Ward pulled the lever to spring the trap at 1:15 p.m. and all five convicted men dropped to their deaths. Even without a grandstand, some 1,000 men witnessed the execution from the buildings around the courthouse or while crowded in the yard. Dr. Goodfellow examined the bodies and pronounced them dead at 1:40 p.m.
The February 23 edition of the Tombstone Epitaph carried a full account of the lynching of Heith. Two paragraphs from this article explain why the people of Bisbee were motivated to go to Tombstone and take the law into their own hands:
When Judge Pinney sentenced Heith to be confined in the Yuma Penitentiary for life, for complicity in the Bisbee murders, a conviction seized the people that this man who, in the minds of all, was guilty of planning and carrying out one of the most heinous crimes ever committed within our borders, was not only going to escape his just punishment, death, but that, sooner or later, he would again be at large, breathing the free air of heaven and probably planning more crime, even greater in magnitude, if such were possible, than the late robbery and murders at Bisbee.
This feeling, coupled with the statement that his attorney intended making an appeal in his case to the Supreme Court, and that his father, who is said to be a man of wealth in Texas, would reach here in a day or two, to enter into the defense of his son, were the causes that led to the hanging of Heith yesterday morning.
Today the courthouse in Tombstone is a museum.
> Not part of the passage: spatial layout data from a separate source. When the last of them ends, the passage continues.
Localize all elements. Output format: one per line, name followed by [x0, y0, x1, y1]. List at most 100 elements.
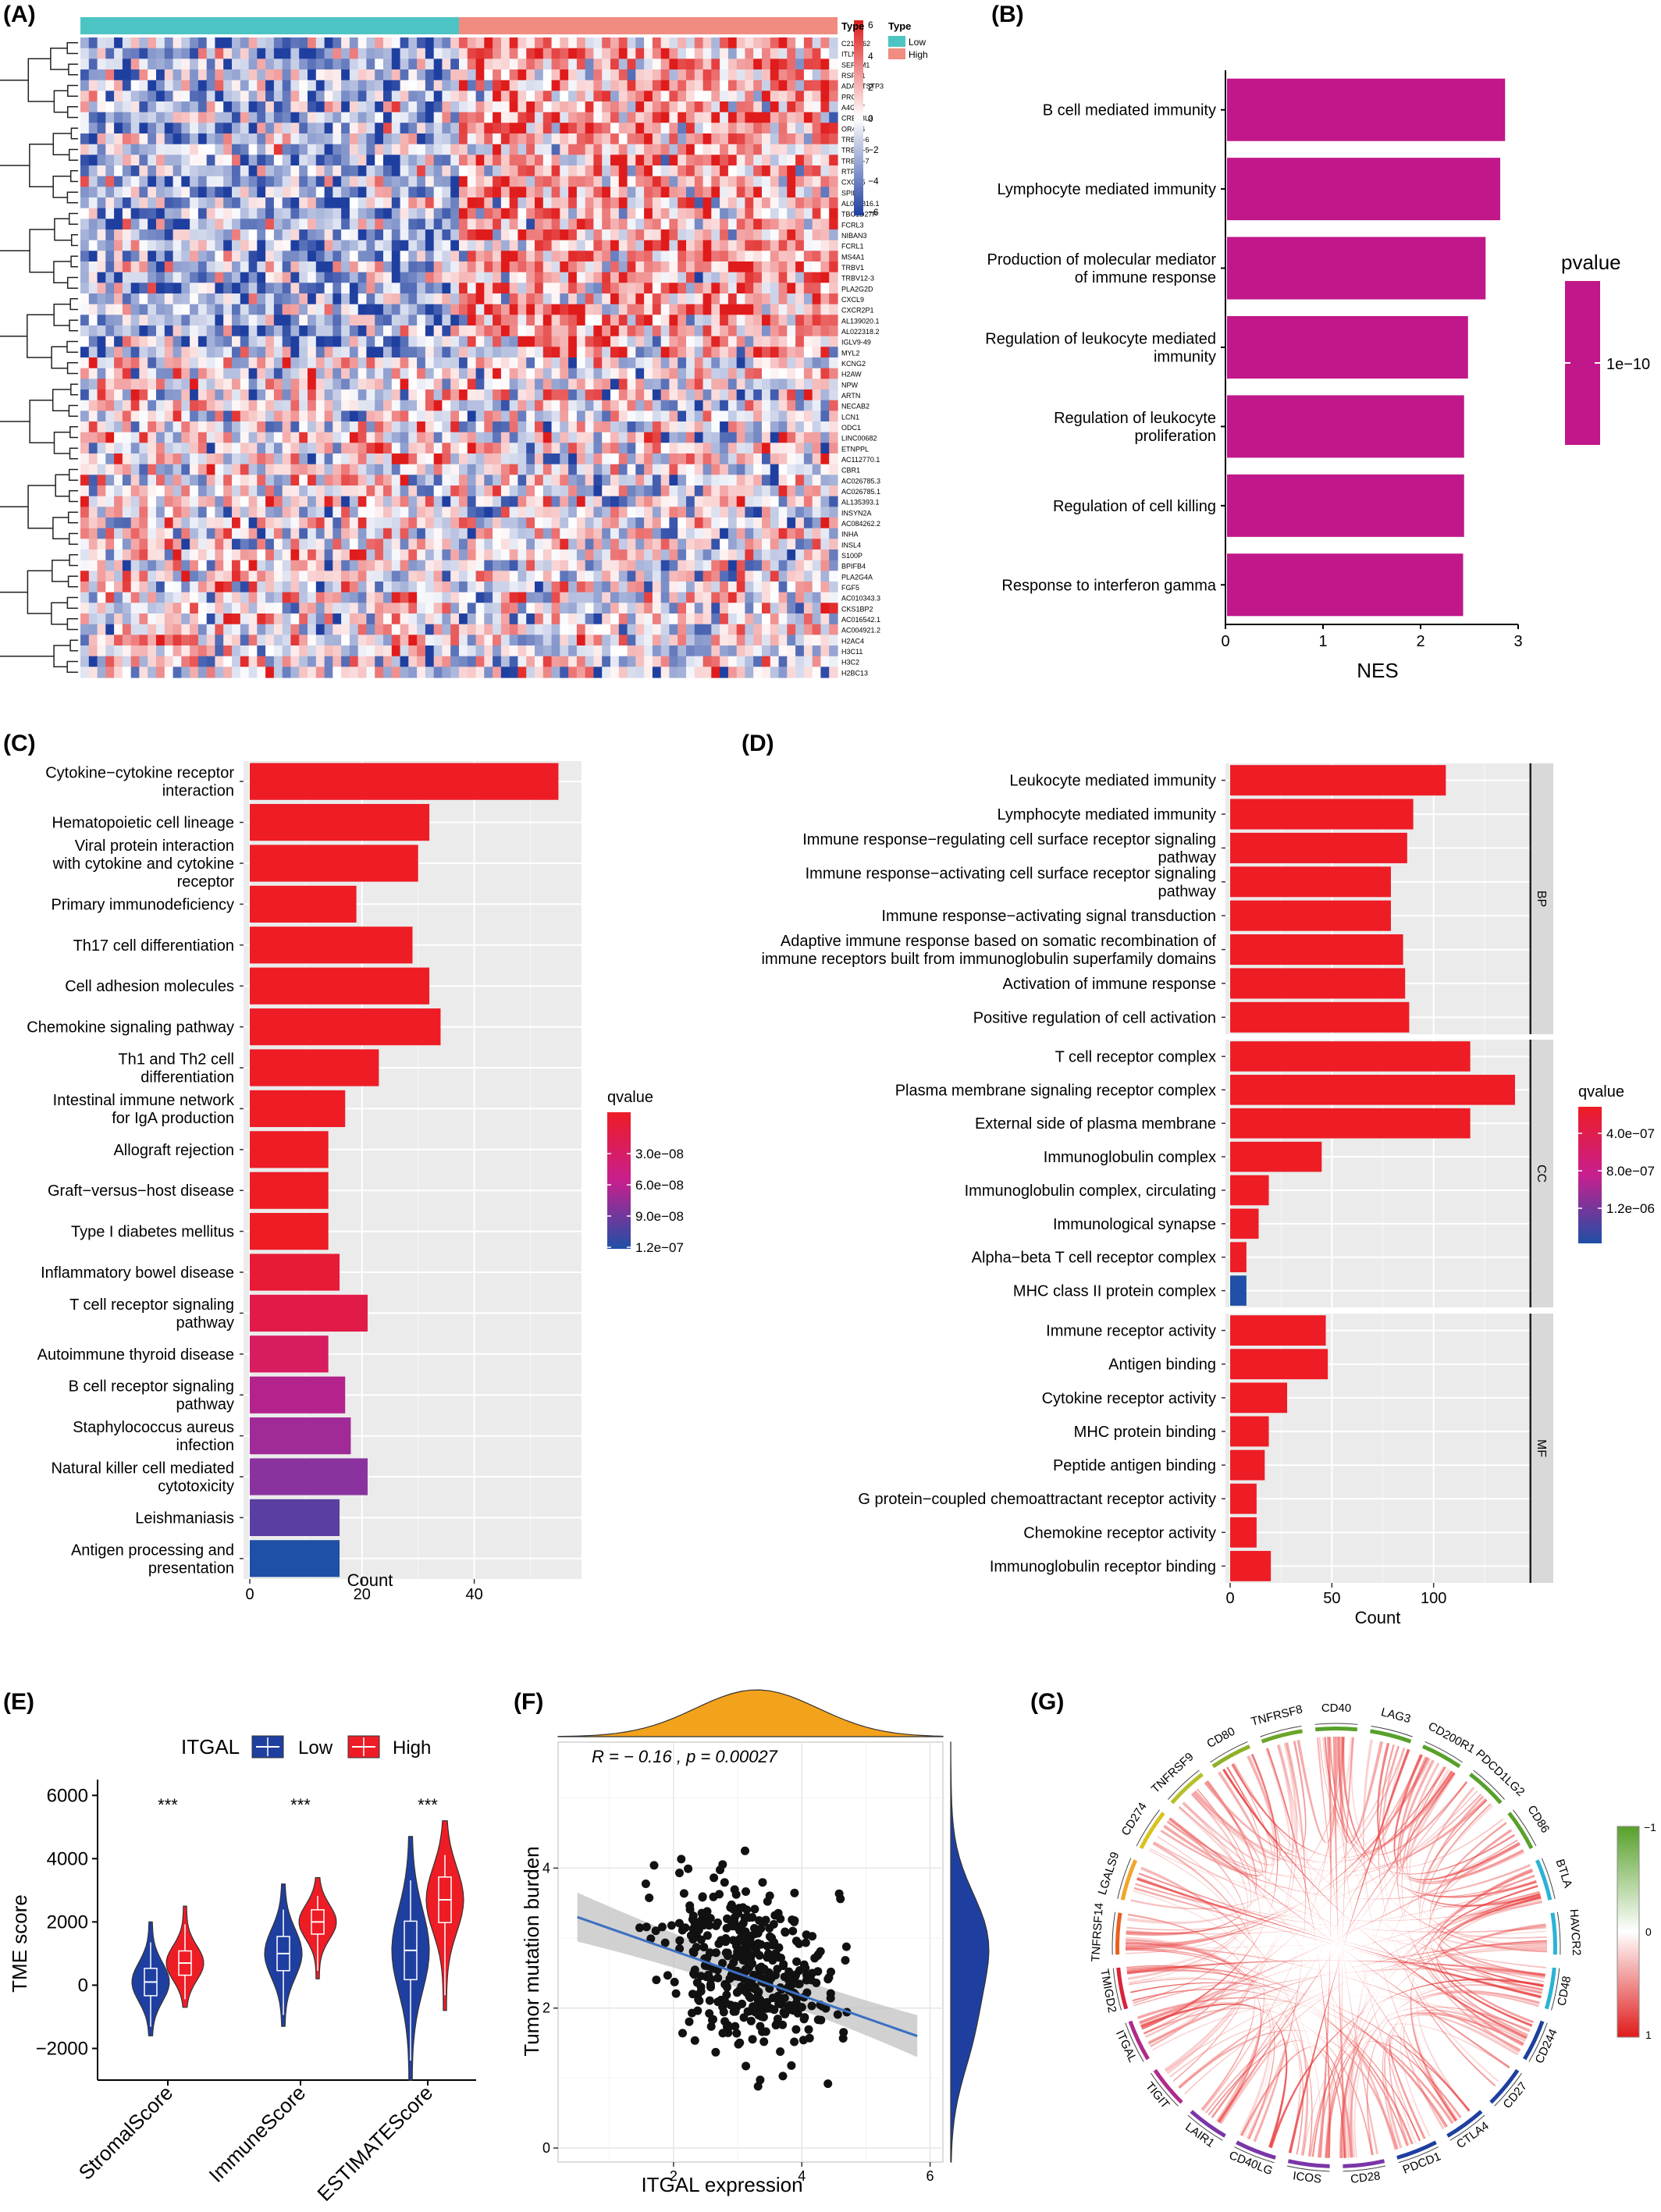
heatmap-cell [560, 155, 568, 165]
heatmap-cell [543, 560, 552, 571]
heatmap-cell [375, 336, 383, 347]
heatmap-cell [316, 539, 325, 549]
heatmap-cell [577, 603, 585, 613]
heatmap-cell [350, 101, 358, 112]
heatmap-cell [510, 91, 518, 101]
heatmap-cell [795, 421, 804, 432]
heatmap-cell [173, 464, 182, 475]
heatmap-cell [139, 283, 148, 293]
heatmap-cell [753, 283, 762, 293]
heatmap-cell [619, 144, 628, 155]
heatmap-cell [450, 603, 459, 613]
heatmap-cell [779, 219, 788, 229]
heatmap-cell [325, 251, 333, 261]
heatmap-cell [526, 123, 535, 133]
heatmap-cell [139, 240, 148, 251]
heatmap-cell [543, 101, 552, 112]
heatmap-cell [820, 240, 829, 251]
heatmap-cell [577, 272, 585, 283]
heatmap-cell [98, 357, 106, 368]
heatmap-cell [223, 603, 232, 613]
heatmap-cell [593, 304, 602, 315]
heatmap-cell [316, 443, 325, 453]
heatmap-cell [207, 101, 215, 112]
heatmap-cell [358, 112, 367, 123]
dendrogram-branch [51, 48, 69, 69]
heatmap-cell [661, 475, 670, 485]
heatmap-cell [510, 507, 518, 517]
heatmap-cell [232, 453, 240, 464]
heatmap-cell [804, 507, 813, 517]
heatmap-cell [123, 581, 131, 592]
heatmap-cell [526, 485, 535, 496]
heatmap-cell [813, 592, 821, 603]
heatmap-cell [753, 603, 762, 613]
heatmap-cell [619, 272, 628, 283]
heatmap-cell [535, 485, 543, 496]
heatmap-cell [207, 496, 215, 507]
heatmap-cell [813, 603, 821, 613]
heatmap-cell [240, 197, 249, 208]
heatmap-cell [813, 304, 821, 315]
heatmap-cell [173, 581, 182, 592]
heatmap-cell [325, 475, 333, 485]
heatmap-cell [535, 379, 543, 389]
heatmap-cell [131, 133, 140, 144]
heatmap-cell [408, 507, 417, 517]
heatmap-cell [484, 144, 493, 155]
heatmap-cell [619, 219, 628, 229]
heatmap-cell [610, 357, 619, 368]
heatmap-cell [459, 400, 468, 411]
heatmap-cell [366, 507, 375, 517]
heatmap-cell [753, 581, 762, 592]
heatmap-cell [139, 443, 148, 453]
heatmap-cell [820, 37, 829, 48]
heatmap-cell [510, 37, 518, 48]
heatmap-cell [358, 421, 367, 432]
heatmap-cell [240, 165, 249, 176]
heatmap-cell [257, 475, 265, 485]
heatmap-cell [400, 571, 409, 581]
heatmap-cell [635, 485, 644, 496]
heatmap-cell [350, 229, 358, 240]
heatmap-cell [728, 229, 737, 240]
heatmap-cell [375, 443, 383, 453]
heatmap-cell [366, 517, 375, 528]
heatmap-cell [468, 421, 476, 432]
heatmap-cell [762, 283, 770, 293]
heatmap-cell [543, 549, 552, 560]
heatmap-cell [450, 133, 459, 144]
heatmap-cell [207, 176, 215, 187]
heatmap-cell [644, 229, 653, 240]
heatmap-cell [510, 560, 518, 571]
heatmap-cell [779, 315, 788, 325]
heatmap-cell [290, 603, 299, 613]
heatmap-cell [105, 155, 114, 165]
heatmap-cell [80, 357, 89, 368]
heatmap-cell [779, 240, 788, 251]
heatmap-cell [669, 368, 678, 379]
heatmap-cell [165, 69, 173, 80]
heatmap-cell [493, 293, 501, 304]
heatmap-cell [476, 368, 485, 379]
heatmap-cell [661, 229, 670, 240]
heatmap-cell [602, 283, 610, 293]
heatmap-cell [829, 379, 838, 389]
heatmap-cell [577, 485, 585, 496]
heatmap-cell [131, 528, 140, 539]
heatmap-cell [711, 475, 720, 485]
heatmap-cell [804, 336, 813, 347]
heatmap-cell [232, 357, 240, 368]
heatmap-cell [442, 315, 450, 325]
heatmap-cell [669, 539, 678, 549]
heatmap-cell [619, 560, 628, 571]
heatmap-cell [325, 389, 333, 400]
heatmap-cell [804, 37, 813, 48]
dendrogram-branch [67, 342, 78, 353]
heatmap-cell [190, 507, 198, 517]
heatmap-cell [425, 325, 434, 336]
heatmap-cell [299, 592, 308, 603]
heatmap-cell [468, 496, 476, 507]
heatmap-cell [510, 315, 518, 325]
heatmap-cell [105, 368, 114, 379]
About halfway down the main corridor, a short flight of steps leads down to an exit door. At the top of the steps, the names of the men who walked down these steps to their deaths on the gallows are posted: Dan Dowd, Tex Howard, Red Sample, William Delaney and Dan Kelly. At Bisbee, the last mines closed in 1975, but the town survived and saw a rebirth in the 1990s as a scenic artists’ colony. In 2000 the population was just over 6,000.